Search code examples
javascriptnode.jssearch-enginegoogle-search-apigoogle-custom-search

Google custom search on the whole web and limitations (gizoogle)


I am working on a search engine that needs to have access to results from google. Here are my options:

  • Using the custom search API
  • Using a proxy to make my server send searches and return the data

I am not sure about some things though:

Is the custom search API limited? I may need a really big amount of queries, so if the use is limited it will be a problem.

Is it "authorized" to use a proxy in node that would send search queries to google and intercept the result to show to my users? If I do so, wouldn't I run to some limitations?

The inspiration here is gizoogle which managed to plug into google API (they have the same results as google) while still not using custom search (custom search displays adds, and there aren't any on this website).

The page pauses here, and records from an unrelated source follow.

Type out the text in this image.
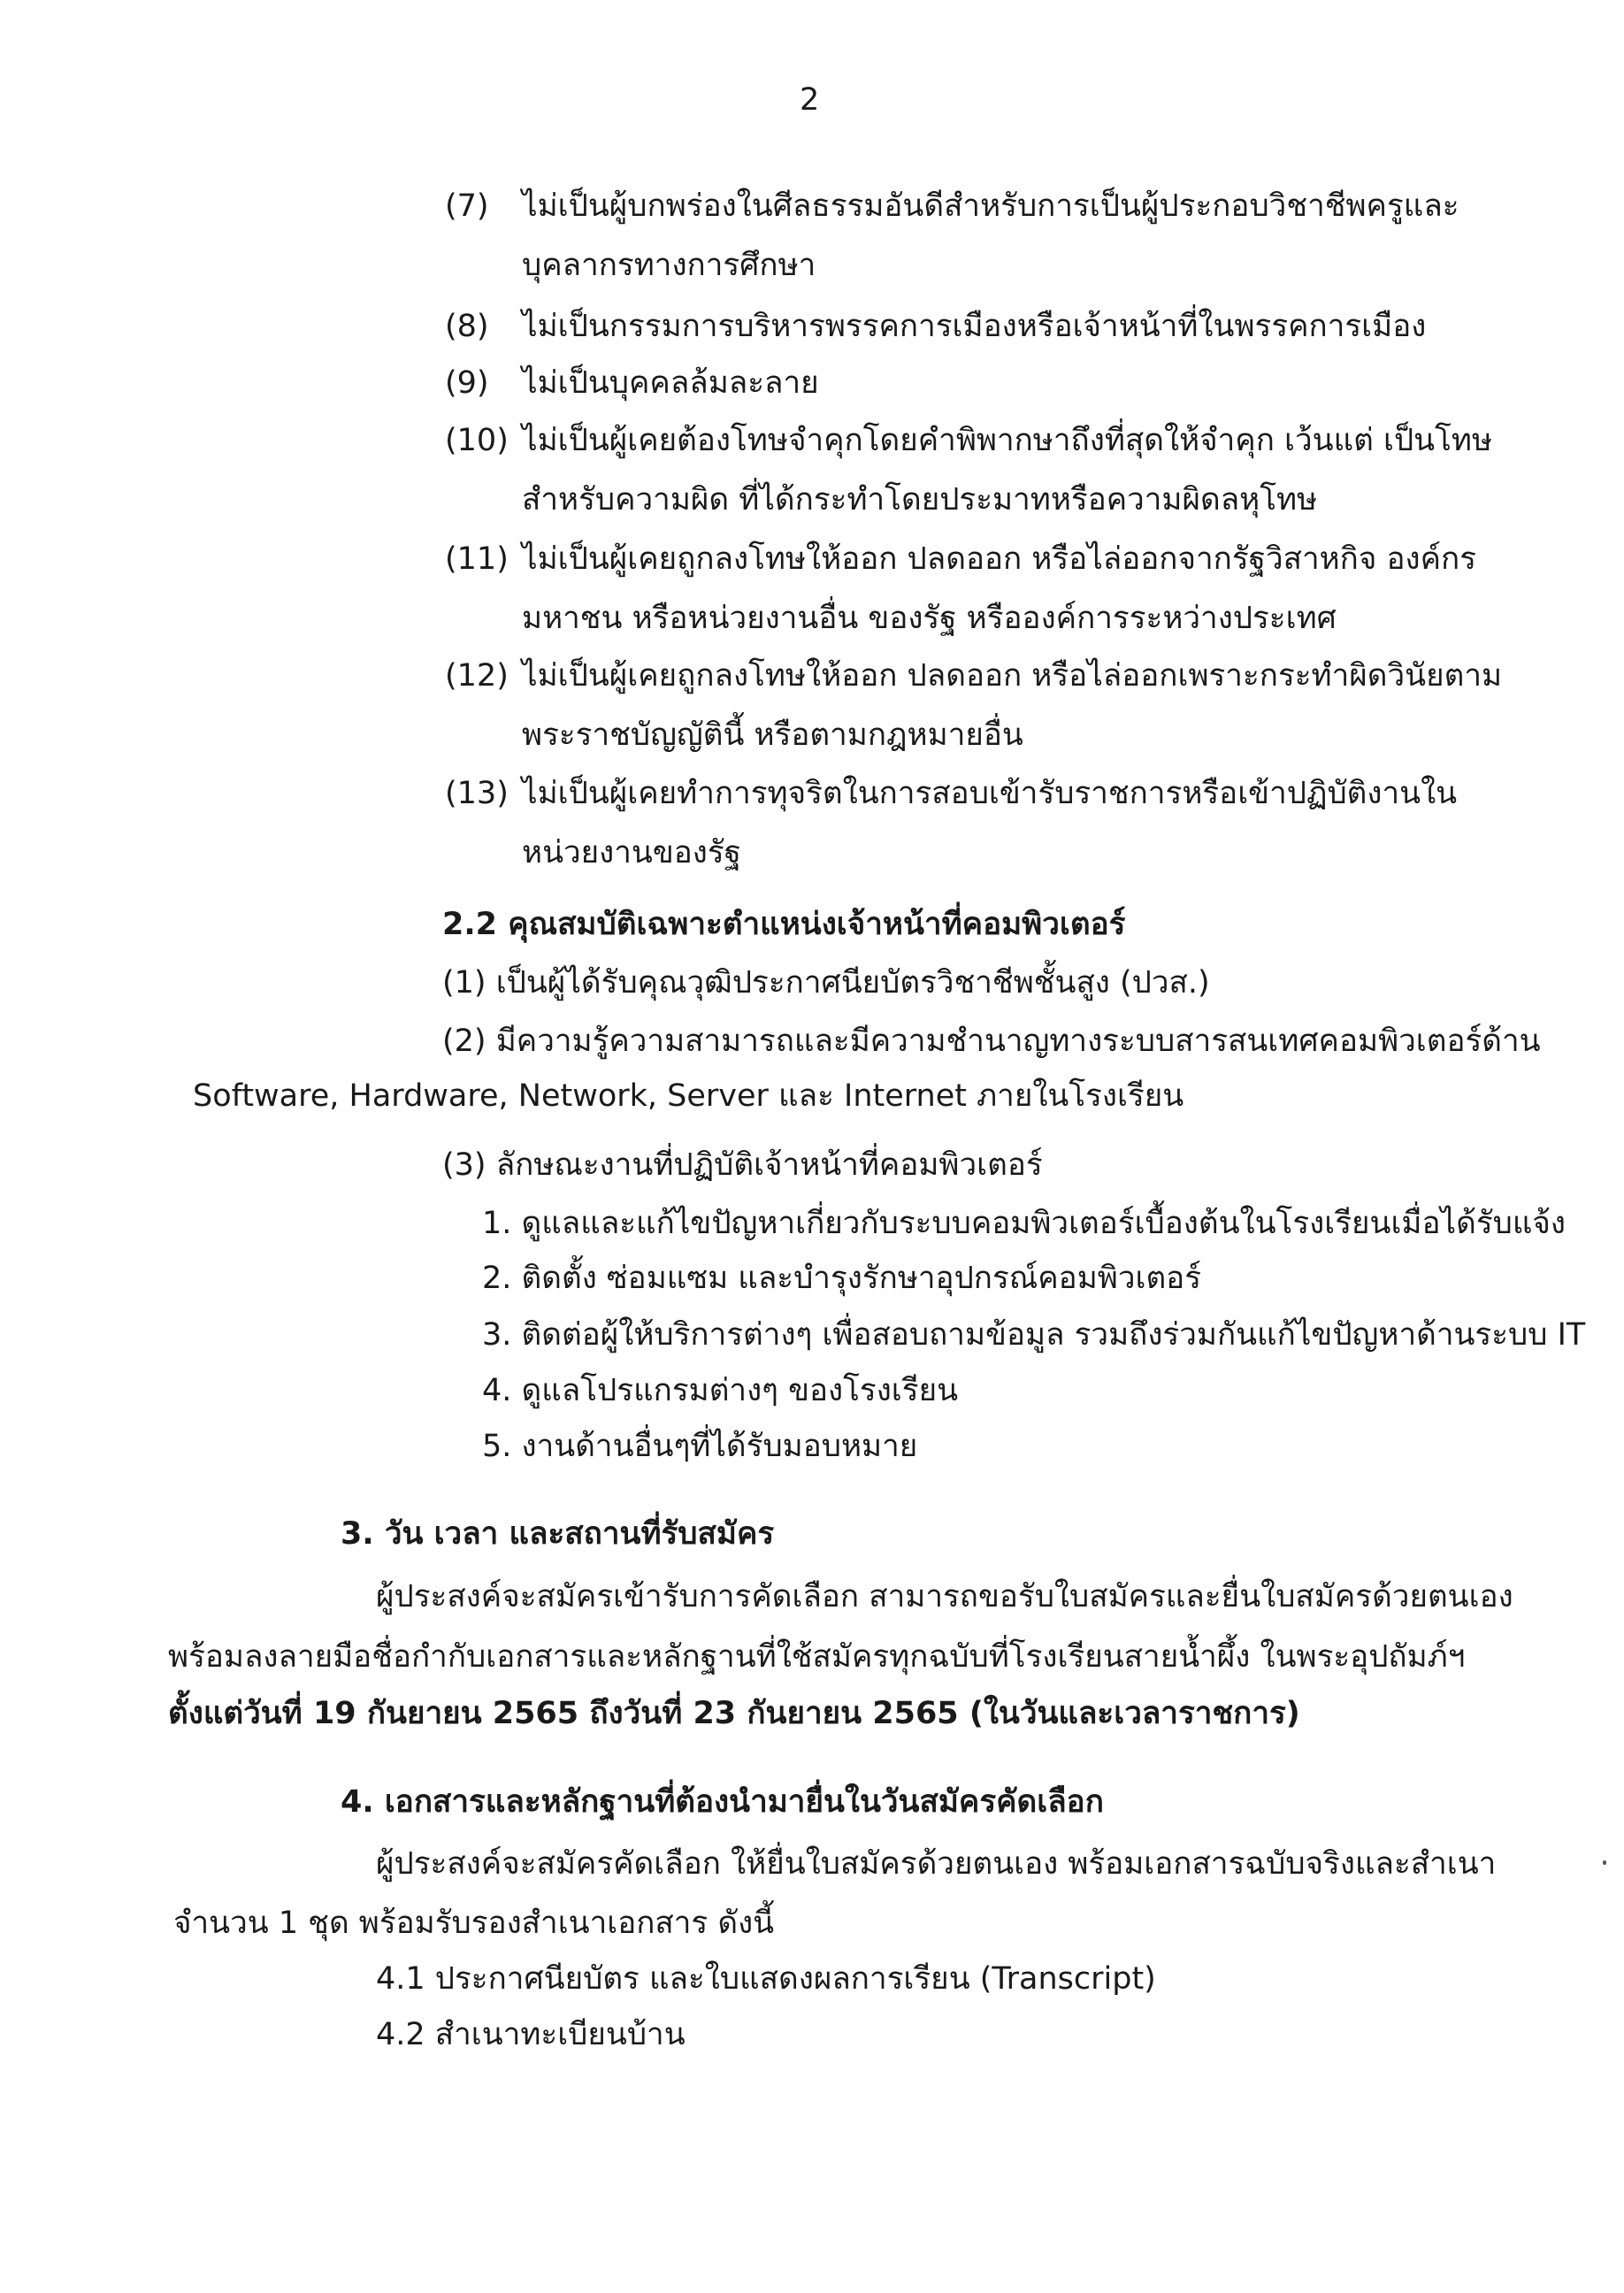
2
(7) ไม่เป็นผู้บกพร่องในศีลธรรมอันดีสำหรับการเป็นผู้ประกอบวิชาชีพครูและ
บุคลากรทางการศึกษา
(8) ไม่เป็นกรรมการบริหารพรรคการเมืองหรือเจ้าหน้าที่ในพรรคการเมือง
(9) ไม่เป็นบุคคลล้มละลาย
(10) ไม่เป็นผู้เคยต้องโทษจำคุกโดยคำพิพากษาถึงที่สุดให้จำคุก เว้นแต่ เป็นโทษ
สำหรับความผิด ที่ได้กระทำโดยประมาทหรือความผิดลหุโทษ
(11) ไม่เป็นผู้เคยถูกลงโทษให้ออก ปลดออก หรือไล่ออกจากรัฐวิสาหกิจ องค์กร
มหาชน หรือหน่วยงานอื่น ของรัฐ หรือองค์การระหว่างประเทศ
(12) ไม่เป็นผู้เคยถูกลงโทษให้ออก ปลดออก หรือไล่ออกเพราะกระทำผิดวินัยตาม
พระราชบัญญัตินี้ หรือตามกฎหมายอื่น
(13) ไม่เป็นผู้เคยทำการทุจริตในการสอบเข้ารับราชการหรือเข้าปฏิบัติงานใน
หน่วยงานของรัฐ
2.2 คุณสมบัติเฉพาะตำแหน่งเจ้าหน้าที่คอมพิวเตอร์
(1) เป็นผู้ได้รับคุณวุฒิประกาศนียบัตรวิชาชีพชั้นสูง (ปวส.)
(2) มีความรู้ความสามารถและมีความชำนาญทางระบบสารสนเทศคอมพิวเตอร์ด้าน
Software, Hardware, Network, Server และ Internet ภายในโรงเรียน
(3) ลักษณะงานที่ปฏิบัติเจ้าหน้าที่คอมพิวเตอร์
1. ดูแลและแก้ไขปัญหาเกี่ยวกับระบบคอมพิวเตอร์เบื้องต้นในโรงเรียนเมื่อได้รับแจ้ง
2. ติดตั้ง ซ่อมแซม และบำรุงรักษาอุปกรณ์คอมพิวเตอร์
3. ติดต่อผู้ให้บริการต่างๆ เพื่อสอบถามข้อมูล รวมถึงร่วมกันแก้ไขปัญหาด้านระบบ IT
4. ดูแลโปรแกรมต่างๆ ของโรงเรียน
5. งานด้านอื่นๆที่ได้รับมอบหมาย
3. วัน เวลา และสถานที่รับสมัคร
ผู้ประสงค์จะสมัครเข้ารับการคัดเลือก สามารถขอรับใบสมัครและยื่นใบสมัครด้วยตนเอง
พร้อมลงลายมือชื่อกำกับเอกสารและหลักฐานที่ใช้สมัครทุกฉบับที่โรงเรียนสายน้ำผึ้ง ในพระอุปถัมภ์ฯ
ตั้งแต่วันที่ 19 กันยายน 2565 ถึงวันที่ 23 กันยายน 2565 (ในวันและเวลาราชการ)
4. เอกสารและหลักฐานที่ต้องนำมายื่นในวันสมัครคัดเลือก
ผู้ประสงค์จะสมัครคัดเลือก ให้ยื่นใบสมัครด้วยตนเอง พร้อมเอกสารฉบับจริงและสำเนา
จำนวน 1 ชุด พร้อมรับรองสำเนาเอกสาร ดังนี้
4.1 ประกาศนียบัตร และใบแสดงผลการเรียน (Transcript)
4.2 สำเนาทะเบียนบ้าน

So I assume they have some sort of proxy, but how come google let them run those queries?

Edit: It turns out that the custom search API is also limited. So, how did gizoogle do ?


Solution

  • Ok here is how I solved this problem:

    It turns out that google has a lost API (probably deprecated so be aware of this) for client-side ajax search. It looks like that:

    http://ajax.googleapis.com/ajax/services/search/web?v=1.0&q=test&rsz=large

    Just go to that url to see what results it gives.

    So basically here is the process:

    • The user types a search
    • It is sent to your server in ajax
    • The server might modify the search depending on your application (filtering forbidden words or whatever)
    • Your server polls the ajax web service from google - don't forget to add the getparameter userIp which is needed to avoid limitations (google limits incoming queries from each user, so your server has to tell google that it is making a request on behalf of this userIp
    • You send back the results to the client, and then use javascript to display them

    The only drawback is that the search must be made in ajax, meaning that the page is empty at load and filled later. But you could actually use get parameters in URL to preload the search and fill the page before sending it to the client though.